In electromagnetism, the cross product is used to determine the force exerted by a magnetic field on a current-carrying wire. This force is calculated by \( \mathbf{F} = I(\Delta \bold{l} \times \mathbf{B}) \), where \( I \) is the current, \( \Delta \bold{l} \) is a vector representing a segment of the wire, and \( \mathbf{B} \) is the magnetic field.

Understanding the cross product helps us predict the direction and magnitude of forces in magnetic fields, serving as a cornerstone in mechanical and electrical engineering.

Dot product

The dot product, also known as the scalar product, is a fundamental operation in vector mathematics, producing a single scalar quantity from two vectors. Given vectors \( \mathbf{a} \) and \( \mathbf{b} \), their dot product is \( \mathbf{a} \cdot \mathbf{b} = |\mathbf{a}| |\mathbf{b}| \cos \theta \), where \( \theta \) is the angle between the vectors.

The dot product is especially useful in physics when calculating work, because it effectively measures the component of a force vector that moves an object along a displacement vector.

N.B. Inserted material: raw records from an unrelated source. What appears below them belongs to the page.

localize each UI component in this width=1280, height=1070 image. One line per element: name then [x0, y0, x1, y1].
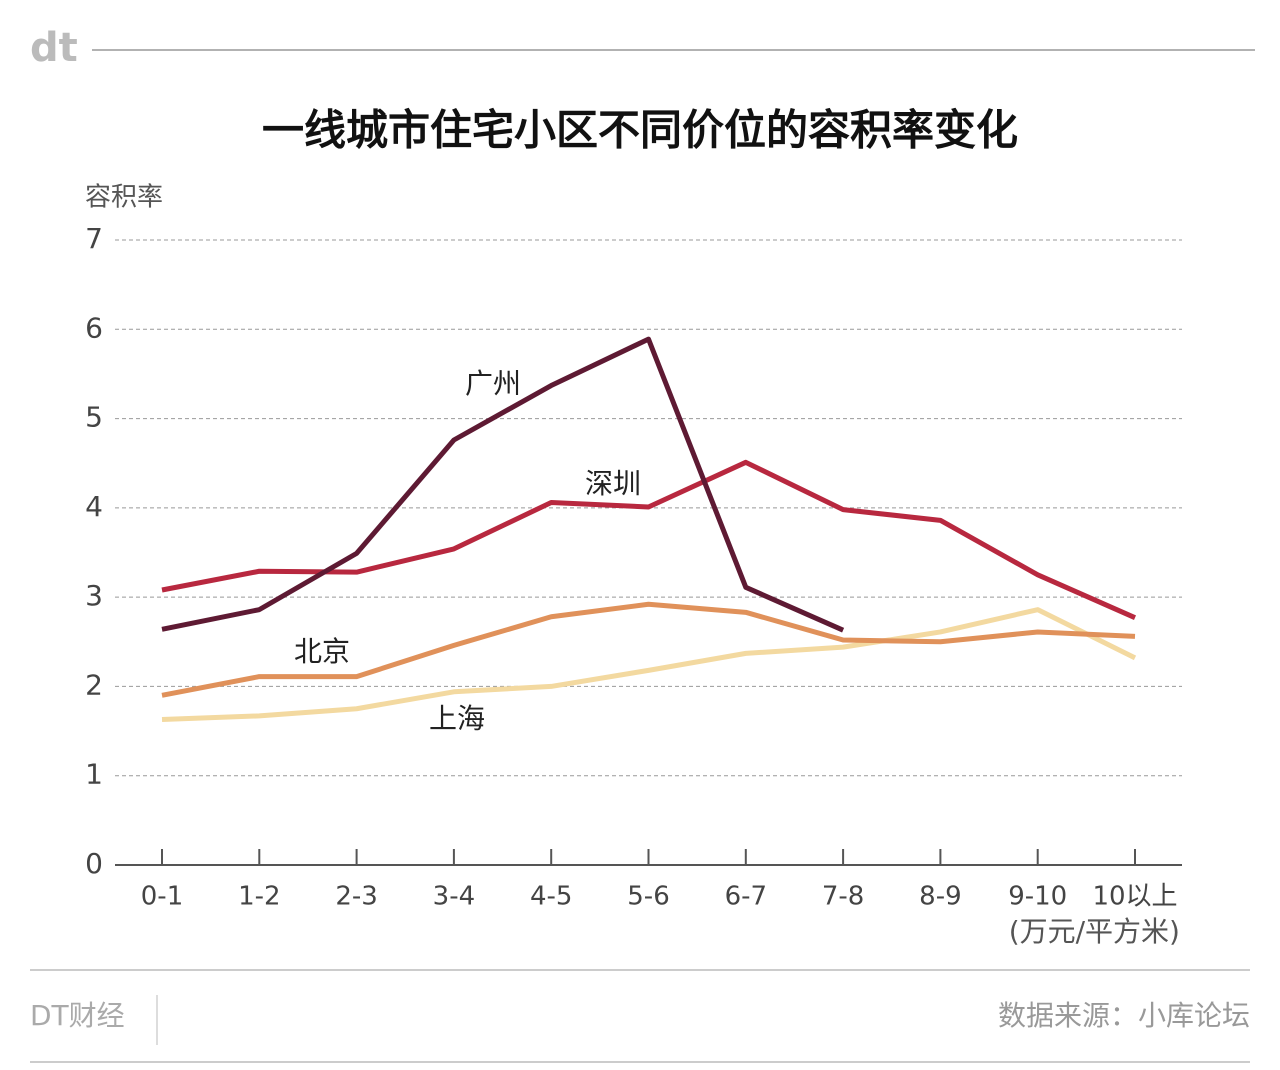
x-tick-label: 0-1 — [141, 882, 183, 912]
x-tick-label: 9-10 — [1008, 882, 1067, 912]
series-line — [161, 601, 1136, 698]
series-label: 广州 — [465, 367, 521, 400]
x-tick-label: 2-3 — [335, 882, 377, 912]
x-tick-label: 10以上 — [1092, 882, 1177, 912]
footer-source: 数据来源：小库论坛 — [998, 999, 1250, 1032]
y-tick-label: 0 — [85, 847, 103, 880]
y-tick-label: 5 — [85, 401, 103, 434]
y-tick-label: 4 — [85, 490, 103, 523]
y-tick-label: 6 — [85, 311, 103, 344]
x-tick-label: 4-5 — [530, 882, 572, 912]
x-tick-label: 3-4 — [433, 882, 475, 912]
x-tick-label: 5-6 — [627, 882, 669, 912]
series-label: 深圳 — [585, 467, 641, 500]
footer-brand: DT财经 — [30, 999, 125, 1032]
x-tick-label: 8-9 — [919, 882, 961, 912]
y-tick-label: 7 — [85, 222, 103, 255]
y-tick-label: 2 — [85, 668, 103, 701]
x-tick-label: 1-2 — [238, 882, 280, 912]
chart-title: 一线城市住宅小区不同价位的容积率变化 — [262, 106, 1018, 155]
series-line — [161, 459, 1137, 620]
series-label: 上海 — [429, 702, 485, 735]
x-tick-label: 7-8 — [822, 882, 864, 912]
y-axis-label: 容积率 — [85, 183, 163, 213]
x-tick-label: 6-7 — [725, 882, 767, 912]
series-line — [161, 336, 845, 633]
y-tick-label: 3 — [85, 579, 103, 612]
series-label: 北京 — [294, 635, 350, 668]
x-axis-unit: (万元/平方米) — [1009, 915, 1180, 948]
logo: dt — [30, 25, 78, 71]
y-tick-label: 1 — [85, 758, 103, 791]
series-line — [161, 607, 1137, 722]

This can be seen in electromagnetism when determining the differential work done by a magnetic field on a current-carrying wire, such as \( \bold{W} = \mathbf{F} \cdot \Delta \mathbf{l} \).

Understanding the dot product allows us to quantify how much of a vector quantity aligns or opposes another, offering crucial insights when analyzing forces and energy in physical systems.